The IMFS Conference on Monetary and Financial Stability of this year aims to assess these questions and explore to what extent central banks are able to achieve the potentially conflicting objectives. It is also to be scrutinized to which degree the existing legal frameworks allow central banks to pursue these objectives and take the respective policy measures. In this sense, the event will strive to illuminate the “economic and legal limits of central banking”.

As at previous occasions, the conference program follows a distinctively interdisciplinary approach and has been structured to cover relevant economic, political and legal aspects and elicit viewpoints from a diverse group of leading policy makers and academics.

Recent scholarly work on the economic and legal limits that central banks face while coping with the present problems and the practical experience of policy makers will be discussed in three keynote speeches and topical sessions.

The opening session will take a deeper look into the fiercely debated separation of fiscal policy from monetary policy in the European Monetary Union and its demarcation. It may cover questions such as:

  • To which extent do unconventional policy measures, such as the OMT, represent fiscal rather than purely monetary policy measures?
  • What measures do existing legal frameworks allow for? What would be the legal scope for changes of this framework (if economically desirable)?
  • Will an amendment of the primary law of the EU and/or the constitutional law of the Member States be a solution? Can the concerns from the very core of the democratic state be mitigated this way?
  •  Have the policy measures adopted caused moral-hazard problems for policy? If so: How serious and harmful have these problems been?
  • To which extent have central banks (voluntarily?) given up some of their independence by providing emergency liquidity assistance? Will they not expose themselves to growing political pressure?
  • Will they not lose the desperately needed reputation in an environment of “fiat money” in case they take questionable measures from the domain of fiscal policy? What will happen when these measures fail?

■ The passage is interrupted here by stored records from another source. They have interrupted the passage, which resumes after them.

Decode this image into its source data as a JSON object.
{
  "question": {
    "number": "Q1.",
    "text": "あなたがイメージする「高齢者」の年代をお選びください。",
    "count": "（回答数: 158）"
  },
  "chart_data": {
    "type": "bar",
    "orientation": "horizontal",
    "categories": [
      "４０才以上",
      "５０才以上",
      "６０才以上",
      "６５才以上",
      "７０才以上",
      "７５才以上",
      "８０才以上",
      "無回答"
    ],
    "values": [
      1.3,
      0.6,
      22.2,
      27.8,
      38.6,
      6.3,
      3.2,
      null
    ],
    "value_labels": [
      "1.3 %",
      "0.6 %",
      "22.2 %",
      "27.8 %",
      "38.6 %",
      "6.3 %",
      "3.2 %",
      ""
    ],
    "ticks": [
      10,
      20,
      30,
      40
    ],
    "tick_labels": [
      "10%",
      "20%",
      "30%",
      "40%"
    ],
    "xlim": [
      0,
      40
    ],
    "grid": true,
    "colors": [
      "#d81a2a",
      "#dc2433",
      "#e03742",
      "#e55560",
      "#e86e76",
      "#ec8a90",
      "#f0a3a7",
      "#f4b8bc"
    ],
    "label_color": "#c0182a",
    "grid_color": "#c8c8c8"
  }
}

The second session is dedicated to a discussion of the monetary policy measures that were adopted to deal with the recent global financial and economic crisis. It will also examine whether the unconventional monetary policies of the present period can be considered as a “new normal”. Relevant questions include:

  • How effective have the monetary policy measures been in the course of the crisis?
  • What are potential (long-run) risks of these measures?
  • What will be the downsides of the (inevitable) exit from the unconventional policy measures? How can it be managed to minimize the foreseeable negative effects?
  • Which competences and powers does a central bank need in the times of a „new normal“?

The third session will focus on the role that central banks can or should play in securing financial stability and supervising the banking sector.  Issues that fall under this domain include the following questions:

  • Is there a role for a „leaning-against-the-wind“ policy by central banks? If so: How should it look like?
  • What should be the role of central banks in financial supervision?
  • How serious are the conflicts of interests of central banks which are involved in financial supervision? How to deal best with these conflicts?
  • What are the prospects for the planned SSM? Can it resolve the fundamental problems [the inherent instability] of the present financial architecture?
  • Can the comprehensive guarantees of central bank independence be justified in view of sovereign powers a supervisory agency has to exert
  • Is financial stability a sufficient ground for the infringement of democratic principles?